Wednesday, May 24, 2006

Local food festival

Camden Friends of the Earth are organising a local food festival in West Hampstead - with restaurants in West End Lane committing to serve food sourced locally.

The festival kicks off with a special event on West End Green, 3pm-7.30pm on 14th June. There'll be a farmers' market, cookery demonstrations and a jazz band. Last year's event, which I must say completely passed me by, looks to have been rather jolly.

Camden Friends of the Earth tell me there'll be a closing event too on Saturday 24th June - also on the West End Green, 11am-4pm.

Nice to see the Green, which seems normally a rather sorry place, becoming a focus of neighbourhood festivities.

Friday, May 19, 2006

Tiled street signs

Things to like about West Hampstead: fifth in an occasional and totally subjective series.


Ravenshaw Street
Originally uploaded by Grievous Angel.



Seen this before? Not unless you've lived in the 'hood for at least 15 years, since this elegant sign announcing the entry to Ravenshaw Street has been hidden behind an advertising hoarding for at least that long.

I've written before that the tiled streets signs in West Hampstead are a piece of local character to be prized.
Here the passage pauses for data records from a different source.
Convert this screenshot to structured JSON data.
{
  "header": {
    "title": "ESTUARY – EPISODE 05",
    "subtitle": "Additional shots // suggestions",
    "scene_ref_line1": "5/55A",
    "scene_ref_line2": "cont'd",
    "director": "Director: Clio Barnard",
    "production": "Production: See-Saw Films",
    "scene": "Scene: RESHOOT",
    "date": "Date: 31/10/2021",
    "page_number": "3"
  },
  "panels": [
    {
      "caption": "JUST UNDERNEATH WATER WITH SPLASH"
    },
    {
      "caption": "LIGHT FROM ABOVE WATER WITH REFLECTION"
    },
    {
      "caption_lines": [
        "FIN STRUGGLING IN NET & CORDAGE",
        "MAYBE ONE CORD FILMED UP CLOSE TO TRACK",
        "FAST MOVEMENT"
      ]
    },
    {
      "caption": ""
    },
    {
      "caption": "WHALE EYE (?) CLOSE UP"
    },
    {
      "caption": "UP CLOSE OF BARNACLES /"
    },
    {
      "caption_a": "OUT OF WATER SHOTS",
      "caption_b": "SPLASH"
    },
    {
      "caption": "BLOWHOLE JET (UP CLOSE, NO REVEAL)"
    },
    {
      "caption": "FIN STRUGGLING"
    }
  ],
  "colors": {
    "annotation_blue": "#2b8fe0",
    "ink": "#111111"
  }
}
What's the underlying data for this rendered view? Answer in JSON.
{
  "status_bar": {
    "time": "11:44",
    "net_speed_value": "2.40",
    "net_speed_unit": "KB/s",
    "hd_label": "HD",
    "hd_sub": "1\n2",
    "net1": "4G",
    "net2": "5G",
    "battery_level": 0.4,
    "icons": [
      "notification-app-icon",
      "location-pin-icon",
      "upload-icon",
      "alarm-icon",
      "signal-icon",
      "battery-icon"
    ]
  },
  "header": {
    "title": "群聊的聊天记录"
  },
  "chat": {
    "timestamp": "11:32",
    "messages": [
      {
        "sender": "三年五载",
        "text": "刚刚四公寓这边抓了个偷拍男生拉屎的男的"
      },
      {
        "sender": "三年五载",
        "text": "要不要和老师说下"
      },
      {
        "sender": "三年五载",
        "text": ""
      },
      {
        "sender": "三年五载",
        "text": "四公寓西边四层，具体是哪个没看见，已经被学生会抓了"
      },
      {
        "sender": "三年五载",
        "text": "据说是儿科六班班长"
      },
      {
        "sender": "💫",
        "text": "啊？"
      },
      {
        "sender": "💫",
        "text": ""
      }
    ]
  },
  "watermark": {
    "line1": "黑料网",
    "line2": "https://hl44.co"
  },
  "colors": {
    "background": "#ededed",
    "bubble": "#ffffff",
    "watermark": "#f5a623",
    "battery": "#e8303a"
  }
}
I don't know how long this one will be visible. But it's a particularly fine example - both because it's been protected from the elements for years, and because it's too high for vandals to reach easily.

Like the now extinct Routemaster, and the equally extinct George's greengrocer's on the corner of Sumatra Road, these things are part of the fabric which have helped give West Hampstead the intangible feel of a London village. What, if anything, helps to sustain that atmosphere today?

Maybe, in years to come, we'll view the coffee houses on West End Lane in the same light. Or perhaps not.

More things to like about West Hampstead:
  • Roni's Bagel Bakery

  • Plaques to ordinary folk

  • The cheery house

  • West Hampstead Tube station
  • Sunday, May 07, 2006

    ex-Thameslink

    Here's a piece which attempts to shed some light on why the railway line we've happily called Thameslink for many a year has now been rebranded with the evocative title First Capital Connect.

    It's all down to a change of operator - to one, we must assume, with a poor marketing budget.

    Friday, May 05, 2006

    New council

    The local election results are available on the Camden website. Liberal Democrats took all six seats in our two wards: Fortune Green and West Hampstead. Your new councillors are:

    Fortune Green: Flick Rea, Jane Schopflin and Russell Eagling
    West Hampstead: Keith Moffitt, John Bryant and Duncan Greenland

    What is more, Keith Moffitt - who leads the Liberal Democrats in Camden - looks like he will also be the new council leader. For the first time in 35 years, Labour has lost over-all control of Camden. The Liberal Democrats emerge as the biggest party and are likely to be calling the shots - unless, as is theoretically possible but hard to imagine, the Conservatives go into coalition with Labour.

    The contest in our neighbourhood didn't quite turn out to be the two-way fight between Labour and the Liberal Democrats that I had predicted. While Labour came second to the Lib Dems in West Hampstead, they were pushed into third place by the Conservatives in Fortune Green. The Greens, who stood candidates but did not campaign in the area, came fourth in both wards.

    So what does the change of control at the town hall mean? While media analysis this morning has portrayed Labour's loss of Camden as a function of the party's national problems, it's worth remembering that there were local issues at work too. Camden has a reputation as one of the most authoritarian enforcers of parking controls and there were at least three campaigns running in the borough critical of Labour's handling of this issue. The Liberal Democrats, in a pre-election survey, picked up that people wanted a more sensitive, more listening council. They emphasised both these themes - together with cutting local bureaucracy and care for the local environment - in their answers to questions put by Northwest 6 at the start of the campaign. Another of their themes was the need for a new secondary school west of the Finchley Road.

    More resident-friendly parking controls, a more listening council and sufficient school places for families living in West Hampstead. You know what the Lib Dems have promised. Now watch to see if the new largest party on the council can deliver without over-all control.

    Thursday, May 04, 2006

    Polling day


    Polling station
    Originally uploaded by Grievous Angel.

    Turn out only so-so, according to the lady canvassing at the door for the Liberal Democrats.

    Thank you to all the candidates, from the Liberal Democrats, Labour and the Conservatives, who answered questions put by Northwest 6.